But plans for a £160,000 upgrade of the council chamber, which includes buying new microphones and speakers, and cutting contributions to voluntary groups by more than half were criticised by some councillors.
The council will also spend an extra £100,000 on access works for a new cafe in the civic offices.
Councillor Stephen Murray (Ind, Loughton Roding) said while he supported the budget overall, Epping “needs a new cafe like it needs a hole in the head” and that upgrading the council chamber “seems a gold-plated version.”
Lib Dem group leader John Whitehouse (Epping Hemnall) too welcomed some parts of the budget, but criticised the planned cuts.
He said: “One of the ones I can’t support is cutting the grants to voluntary organisations by more than half.
“There are a lot of small voluntary organisations in the district which do an awful lot of very valuable work.
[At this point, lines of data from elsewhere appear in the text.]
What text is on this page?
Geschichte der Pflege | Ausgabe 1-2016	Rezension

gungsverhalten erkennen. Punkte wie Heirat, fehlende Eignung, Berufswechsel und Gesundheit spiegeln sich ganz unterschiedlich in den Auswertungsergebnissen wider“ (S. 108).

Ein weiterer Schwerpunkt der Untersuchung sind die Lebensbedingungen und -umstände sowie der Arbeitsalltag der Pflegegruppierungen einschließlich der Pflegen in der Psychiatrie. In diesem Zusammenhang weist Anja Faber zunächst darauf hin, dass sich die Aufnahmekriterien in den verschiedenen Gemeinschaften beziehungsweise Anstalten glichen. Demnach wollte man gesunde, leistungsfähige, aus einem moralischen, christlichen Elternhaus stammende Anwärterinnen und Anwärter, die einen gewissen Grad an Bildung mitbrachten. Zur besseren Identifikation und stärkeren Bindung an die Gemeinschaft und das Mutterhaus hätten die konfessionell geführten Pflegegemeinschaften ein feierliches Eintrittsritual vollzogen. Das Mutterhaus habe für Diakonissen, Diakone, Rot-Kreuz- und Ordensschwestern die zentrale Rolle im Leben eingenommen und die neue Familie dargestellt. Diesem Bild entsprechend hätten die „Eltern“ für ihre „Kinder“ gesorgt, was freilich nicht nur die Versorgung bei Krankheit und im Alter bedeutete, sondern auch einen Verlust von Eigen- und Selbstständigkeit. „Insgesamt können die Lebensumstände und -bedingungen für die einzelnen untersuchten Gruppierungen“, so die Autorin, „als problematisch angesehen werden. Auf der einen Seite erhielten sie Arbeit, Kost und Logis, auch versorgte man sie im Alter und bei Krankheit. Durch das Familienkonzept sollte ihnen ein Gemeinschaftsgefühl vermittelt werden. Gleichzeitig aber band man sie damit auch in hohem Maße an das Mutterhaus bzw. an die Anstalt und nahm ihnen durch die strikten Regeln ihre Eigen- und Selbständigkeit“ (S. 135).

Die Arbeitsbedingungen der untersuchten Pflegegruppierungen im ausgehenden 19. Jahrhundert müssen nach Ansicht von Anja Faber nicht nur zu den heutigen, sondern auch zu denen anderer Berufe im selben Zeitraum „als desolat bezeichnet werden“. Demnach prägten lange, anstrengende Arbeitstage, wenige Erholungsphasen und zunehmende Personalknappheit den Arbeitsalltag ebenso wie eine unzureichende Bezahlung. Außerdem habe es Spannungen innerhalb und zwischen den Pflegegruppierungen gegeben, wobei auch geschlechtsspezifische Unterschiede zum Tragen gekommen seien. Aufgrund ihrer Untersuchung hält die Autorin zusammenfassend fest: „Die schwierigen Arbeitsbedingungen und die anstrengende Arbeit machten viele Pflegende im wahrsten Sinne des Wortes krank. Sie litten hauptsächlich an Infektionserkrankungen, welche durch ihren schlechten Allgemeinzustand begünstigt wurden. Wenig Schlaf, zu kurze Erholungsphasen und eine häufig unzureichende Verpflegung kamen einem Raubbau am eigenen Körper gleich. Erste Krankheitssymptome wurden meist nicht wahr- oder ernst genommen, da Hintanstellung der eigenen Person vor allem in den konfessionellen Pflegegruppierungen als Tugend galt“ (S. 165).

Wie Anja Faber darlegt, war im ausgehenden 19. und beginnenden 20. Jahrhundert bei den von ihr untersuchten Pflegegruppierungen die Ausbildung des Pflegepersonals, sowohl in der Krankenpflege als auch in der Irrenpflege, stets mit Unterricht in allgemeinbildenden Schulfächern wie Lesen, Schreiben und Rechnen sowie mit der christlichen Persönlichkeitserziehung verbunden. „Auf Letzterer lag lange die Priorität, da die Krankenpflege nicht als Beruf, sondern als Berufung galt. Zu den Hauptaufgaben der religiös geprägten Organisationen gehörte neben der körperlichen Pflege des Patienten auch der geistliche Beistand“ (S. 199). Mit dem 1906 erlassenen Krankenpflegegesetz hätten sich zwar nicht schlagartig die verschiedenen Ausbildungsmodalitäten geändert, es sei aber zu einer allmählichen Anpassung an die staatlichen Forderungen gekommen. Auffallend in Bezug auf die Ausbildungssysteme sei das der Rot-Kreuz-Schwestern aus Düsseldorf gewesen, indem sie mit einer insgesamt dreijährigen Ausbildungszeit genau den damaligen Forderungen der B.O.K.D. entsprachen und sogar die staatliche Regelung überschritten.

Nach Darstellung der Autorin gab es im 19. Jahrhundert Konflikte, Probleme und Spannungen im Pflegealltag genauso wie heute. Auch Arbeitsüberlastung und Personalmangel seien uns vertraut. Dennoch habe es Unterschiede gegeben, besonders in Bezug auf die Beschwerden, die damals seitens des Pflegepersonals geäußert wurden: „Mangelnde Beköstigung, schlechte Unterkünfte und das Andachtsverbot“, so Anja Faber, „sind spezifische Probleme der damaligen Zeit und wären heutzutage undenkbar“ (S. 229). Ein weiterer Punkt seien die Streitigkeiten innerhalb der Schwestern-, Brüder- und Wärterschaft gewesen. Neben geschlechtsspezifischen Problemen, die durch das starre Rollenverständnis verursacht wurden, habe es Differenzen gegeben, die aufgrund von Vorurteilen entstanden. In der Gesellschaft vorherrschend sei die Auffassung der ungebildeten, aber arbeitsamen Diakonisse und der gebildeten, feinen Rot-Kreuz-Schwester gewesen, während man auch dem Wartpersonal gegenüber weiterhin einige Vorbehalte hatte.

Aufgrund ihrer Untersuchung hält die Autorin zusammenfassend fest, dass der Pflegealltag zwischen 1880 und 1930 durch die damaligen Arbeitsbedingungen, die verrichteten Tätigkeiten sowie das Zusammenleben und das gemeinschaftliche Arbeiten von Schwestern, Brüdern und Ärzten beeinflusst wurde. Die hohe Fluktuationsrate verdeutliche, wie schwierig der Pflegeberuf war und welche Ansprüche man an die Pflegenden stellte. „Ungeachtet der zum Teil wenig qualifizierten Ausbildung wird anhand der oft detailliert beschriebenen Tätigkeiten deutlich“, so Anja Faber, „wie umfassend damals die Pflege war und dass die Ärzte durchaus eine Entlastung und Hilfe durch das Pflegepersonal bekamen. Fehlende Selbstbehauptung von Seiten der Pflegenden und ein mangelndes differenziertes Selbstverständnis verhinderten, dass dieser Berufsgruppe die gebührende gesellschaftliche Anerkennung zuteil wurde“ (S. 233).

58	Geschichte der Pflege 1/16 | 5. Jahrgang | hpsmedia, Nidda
“It’s quite right that we fund at a high level the Citizens Advice Bureau and Volunteer Action but these small organisations are also really important and that is a really, really big cut to that budget line.”
In addition to reducing spending on voluntary organisations from £90,590 to £41,820, contributions to animal welfare will be cut from £27,750 to £4,530, and food inspections from £3,640 to £3,320.
Cllr Whitehouse also said the council had “barely spent” £9m on its building, and already asking for another quarter of a million to “finish the job”.
Defending the decision, Finance, Qualis Client & Economic Development Portfolio Holder Councillor John Philip (Con, Theydon Bois) said: “Almost everything in this chamber is listed, even the things you think probably shouldn’t be, quite a lot of the things you think probably shouldn’t be, and that makes making any changes to it much more costly than they might otherwise be.
“But it is important that we actually get this working and get it working well.”
Other spending pledges in the budget include £25m for a new sports centre in Epping, £4.855m in disabled facilities grants, a £1.477m redevelopment of industrial warehouses in Cartersfield Road, Waltham Abbey, and £40,000 in extending the Highways Rangers scheme.
There will also be tax increases at parish, town and county council level, as well as from the Police, Fire and Crime Commissioner for Essex.
The national government is giving most households this year a £150 council tax rebate in an attempt to mitigate the cost of living crisis.